A demanda de cloro em água depende das propriedades químicas e físicas da amostra bem como do método de análise. Por isso a determinação da demanda de cloro depende da temperatura, pH, tempo de contato, concentração inicial e método analítico utilizado.

Por exemplo uma análise de demanda típica é registrada da seguinte forma: A amostra com concentração inicial de 5,0mgCl2/L consumiu 3,9mgCl2/L após 24h com temperatura de 20°C e pH 7,1.

11.5. Cloro e os Compostos de Nitrogênio - Cloraminas

Fontes: Handbook of Chlorination, 2010, Water Chemistry, 2011 e Reactions of chlorine with inorganic and organic compounds during water treatment - Kinetics and mechanisms: A critical review.

O cloro reage com vários compostos orgânicos e inorgânicos em água (naturais e sintéticos), mas as suas reacções com substâncias nitrogenadas são particularmente importantes, especialmente com amônia e compostos orgânicos nitrogenados.

O cloro reage amônia para formar cloraminas, as quais oferecem algumas vantagens em sistemas de distribuição de água, mas as reações do cloro com compostos nitrogenados podem comprometer a capacidade desinfetante, a oxidação de compostos químicos e aumentar a demanda de cloro.

A espécie de nitrogênio mais abundante em águas naturais é o gás nitrogênio (N2) dissolvido que apresenta uma solubilidade de ~ 14mg/L (25°C) em água em equilíbrio com o ar ambiente à pressão de 1 atm. Mas o N2 é inerte e não reage com o cloro.

Em águas naturais e efluentes podem ser encontrados compostos inorgânicos e orgânicos de nitrogênio.

  • Nitrogênio inorgânico: amônia (NH3), nitrato (NO3-) e nitrito (NO2-)

  • Nitrogênio orgânico: aminoácidos, proteínas e aminas

Por exemplo a resolução Conama 357/2005 estabelece o limite de até 13,3mgN/L (para pH ≤ 7,5) de nitrogênio amoniacal total e 10,0mgN/L de nitrato em águas classe 3.

Nota

As concentrações de compostos de nitrogênio em água são normalmente expressas em miligramas de nitrogênio (N) por litro assim como os compostos oxidantes de cloro são expressos em mgCl2 por litro. (Ver Cloro Ativo)

Os compostos nitrogenados são convertidos em diferentes espécies químicas ao longo do Ciclo do Nitrogênio. Conforme a figura seguinte a nitrificação converte amônia em nitrito e em seguida em nitrato; a denitrificação converte nitrato em N2; a decomposição de compostos orgânicos de nitrogênio libera amônia; e a assimilação biológica de amônica e nitrato pelas plantas, algas e bactérias para a produção de aminoácidos, proteínas e outras formas de nitrogênio orgânico.

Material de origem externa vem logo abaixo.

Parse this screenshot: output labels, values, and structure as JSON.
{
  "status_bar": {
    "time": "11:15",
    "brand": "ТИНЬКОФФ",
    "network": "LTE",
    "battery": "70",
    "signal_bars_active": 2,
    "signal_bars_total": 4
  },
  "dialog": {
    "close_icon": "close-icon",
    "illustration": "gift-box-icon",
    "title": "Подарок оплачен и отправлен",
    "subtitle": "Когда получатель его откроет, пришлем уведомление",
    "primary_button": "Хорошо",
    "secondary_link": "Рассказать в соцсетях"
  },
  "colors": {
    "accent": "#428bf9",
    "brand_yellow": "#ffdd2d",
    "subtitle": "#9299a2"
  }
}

Figura 82. Ciclo do nitrogênio (Fonte: Handbook of Chlorination, 2010)

Ciclo do nitrogênio (Fonte: Handbook of Chlorination, 2010)

Essas transformações entre compostos de nitrogênio podem ocorrer nas estações de tratamento de água ou ao longo do sistema de distribuição se a concentração de cloro residual não for suficiente para inibir a atividade biológica. E por isso que o monitoramento de nitrito ou nitrato pode ser um indicativo da formação de biofilmes que podem também agravar processos corrosivos e alterações perceptíveis no sabor e odor da água.

11.5.1. Cloraminas

As cloraminas são formados pela reação do cloro com nitrogênio amoniacal naturalmente presente na água ou adicionado intencionalmente com a finalidade de produção de cloraminas. As reações do cloro com amônia em solução aquosa diluída podem envolver até 14 diferentes reações como mostra o diagrama seguinte.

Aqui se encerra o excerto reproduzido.